Sensitive detection of active uracil-DNA glycosylase via an exonuclease III-assisted cascade multi-amplification fluorescence DNA machine

Since uracil-DNA glycosylase (UDG) is closely related to some human diseases, monitoring and detection of UDG activity have great significance in its clinic diagnosis and functional study. Here we demonstrate a sensitive cascade multi-amplification fluorescence strategy for the active UDG assay with the help of exonuclease III (Exo III). Under the cleavage reaction of UDG, the double-stranded DNA containing peculiar uracil bases separated into two dissociative single-stranded DNA, which separately hybridized with two cyclic hairpin probes to launch the Exo Ill-assisted dual cycles.
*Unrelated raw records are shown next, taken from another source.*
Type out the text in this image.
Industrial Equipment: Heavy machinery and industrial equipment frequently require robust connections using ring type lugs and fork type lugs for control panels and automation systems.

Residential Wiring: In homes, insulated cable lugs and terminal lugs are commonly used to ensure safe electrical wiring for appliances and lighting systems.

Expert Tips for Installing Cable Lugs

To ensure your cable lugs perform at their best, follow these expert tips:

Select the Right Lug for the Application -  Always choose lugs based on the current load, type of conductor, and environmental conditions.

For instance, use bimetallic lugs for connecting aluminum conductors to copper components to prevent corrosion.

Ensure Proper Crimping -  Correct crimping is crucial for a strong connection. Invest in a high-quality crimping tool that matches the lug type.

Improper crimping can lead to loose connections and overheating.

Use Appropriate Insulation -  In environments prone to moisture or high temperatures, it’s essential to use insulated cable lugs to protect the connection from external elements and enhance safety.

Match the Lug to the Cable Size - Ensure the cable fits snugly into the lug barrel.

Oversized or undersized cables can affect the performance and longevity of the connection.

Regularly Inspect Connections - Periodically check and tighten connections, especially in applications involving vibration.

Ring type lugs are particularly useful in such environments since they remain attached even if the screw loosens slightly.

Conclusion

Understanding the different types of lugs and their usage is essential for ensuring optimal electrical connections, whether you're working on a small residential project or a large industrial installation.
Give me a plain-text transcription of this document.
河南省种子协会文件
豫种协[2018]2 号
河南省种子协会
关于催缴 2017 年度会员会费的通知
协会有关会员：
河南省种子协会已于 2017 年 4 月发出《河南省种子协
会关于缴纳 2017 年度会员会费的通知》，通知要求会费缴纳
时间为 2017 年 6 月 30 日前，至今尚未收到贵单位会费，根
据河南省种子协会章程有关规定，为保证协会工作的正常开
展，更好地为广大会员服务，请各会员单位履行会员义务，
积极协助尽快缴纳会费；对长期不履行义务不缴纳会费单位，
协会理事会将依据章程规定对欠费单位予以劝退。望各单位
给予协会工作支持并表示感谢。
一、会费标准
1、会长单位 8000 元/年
The hairpin DNA modified with fluorophore and quenching group was employed as the signal probe. After the dual cycles, countless same short DNA fragments were generated to hybridize with signal probes, initiating a new Exo Ill-assisted cyclic amplification and releasing numerous single-stranded DNA which carried only fluorophores. Thus, the fluorescence intensity of the detection system was enhanced. This study obtained the detection limit as low as 2.4 x 10(-4)U/mL for detecting the UDG activity. And it performed satisfactory selectivity and well practical applicability by analysis of the HeLa cell lysate, providing a potential method for clinic diagnosis and functional study of UDG activity.